Con estos parámetros de valoración, esta Sección en oacsiones anteriores ya ha de negado el error como causa de causa de absolución , ya que impuesta la medida cautelar de alejamiento, existió un requerimiento personal del Juzgado al recurrente sobre el contenido de aquélla, lo que ' supone que participó de forma personal en el proceso, asistido de letrado, y conoció, de primera mano, el alto grado de jurisdiccionalidad que lo envuelve. Para cualquier ciudadano medio y, particularmente, para aquéllos que se ven sometidos a un proceso penal resulta fácilmente aprehensible que las decisiones penales solo pueden adoptarse por el juez y en consecuencia solo éste puede modificarlas. El recurrente disponía de elementos e instrumentos de información suficientes sobre el alcance de las decisiones que le fueron notificadas. El estándar aplicable, por tanto, es el específico del tráfico o del contexto singular en el que se desenvolvía el recurrente.

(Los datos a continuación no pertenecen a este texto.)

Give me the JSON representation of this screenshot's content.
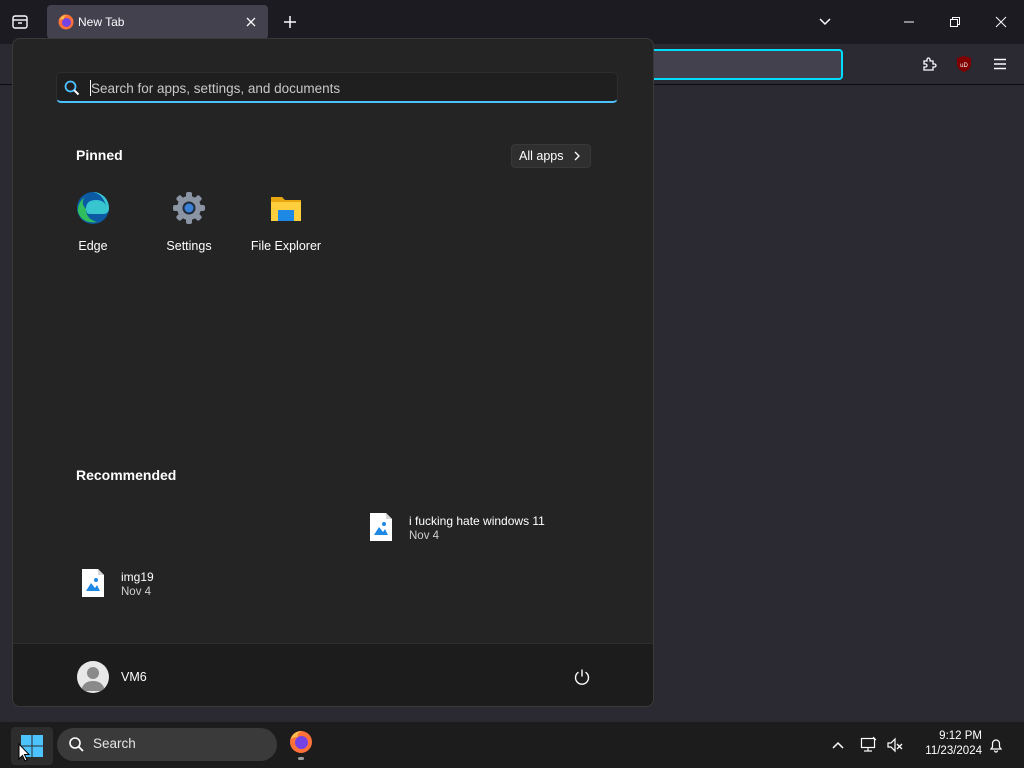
{
  "browser": {
    "tab": {
      "title": "New Tab",
      "icon": "firefox-icon",
      "close_icon": "close-icon"
    },
    "new_tab_icon": "plus-icon",
    "list_tabs_icon": "chevron-down-icon",
    "window_controls": [
      "minimize-icon",
      "restore-icon",
      "close-icon"
    ],
    "toolbar_icons": [
      "extensions-icon",
      "ublock-origin-icon",
      "hamburger-menu-icon"
    ],
    "ublock_label": "uD",
    "colors": {
      "urlbar_focus": "#00ddff",
      "toolbar": "#2b2a33",
      "tabbar": "#1c1b22"
    }
  },
  "start_menu": {
    "search": {
      "placeholder": "Search for apps, settings, and documents",
      "value": ""
    },
    "pinned": {
      "title": "Pinned",
      "all_apps_label": "All apps",
      "items": [
        {
          "label": "Edge",
          "icon": "edge-icon"
        },
        {
          "label": "Settings",
          "icon": "settings-gear-icon"
        },
        {
          "label": "File Explorer",
          "icon": "folder-icon"
        }
      ]
    },
    "recommended": {
      "title": "Recommended",
      "items": [
        {
          "name": "i fucking hate windows 11",
          "time": "Nov 4",
          "icon": "image-file-icon"
        },
        {
          "name": "img19",
          "time": "Nov 4",
          "icon": "image-file-icon"
        }
      ]
    },
    "user": {
      "name": "VM6"
    },
    "power_icon": "power-icon",
    "colors": {
      "accent": "#4cc2ff",
      "background": "#242424"
    }
  },
  "taskbar": {
    "search_label": "Search",
    "start_icon": "windows-logo-icon",
    "pinned_apps": [
      "firefox-icon"
    ],
    "tray_icons": [
      "chevron-up-icon",
      "network-icon",
      "volume-muted-icon"
    ],
    "clock": {
      "time": "9:12 PM",
      "date": "11/23/2024"
    },
    "notification_icon": "bell-icon"
  }
}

Y es evidente que una persona sometida a un proceso penal, asistida de Letrado, al que por resolución judicial se le ordena de forma precisa que se abstenga de un determinado comportamiento no puede argüir desconocimiento de la continuada vigencia del mandato porque aún cuando su pareja le propusiera o le invitara a un reencuentro puntual estaba obligado antes de aventurarse a incumplir lo que se le ordenó, a recabar consejo o información precisa y cualificada que le permitiera superar un putativo estado de duda o de incerteza. En la comparecencia ante el Juzgado que le fue exhibida por Teresa sólo consta la voluntad de ésta de que cese la orden de alejamiento y de no continuar del procedimiento pero ninguna decisión del Juez que pudiera implicar una derogación de la medida cautelar . Y si el sujeto, como era el caso, disponía de todos los elementos cognoscitivos para 'actualizar' el preciso contenido de su obligación y no lo hizo, se hace patente el ' consciente desprecio por la norma, con independencia de la actitud complaciente o colaboradora ' de la persona protegida por la pena.
Lo expuesto supone la desestimación del recurso y la confirmación de la resolución recurrida.
Se declaran de oficio las costas de esta alzada a tenor del artículo 239 y 240 de la Lecr .
VISTOSlos preceptos legales citados y demás de pertinente y general aplicación al presente supuesto.
Fallo
F A L L A M O S: Que desestimando el recurso de apelación interpuesto por la representación procesal de Artemio contra la Sentencia de fecha 30 de diciembre de 2015, dictada por el JUZGADO DE LO PENAL NUMERO 6 DE ALICANTE en el Juicio Oral - 000371/2015,debemos confirmar la referida Sentencia, declarando de oficio las costas de esta apelación.
Así por esta nuestra sentencia, definitivamente juzgando, lo pronunciamos, mandamos y firmamos.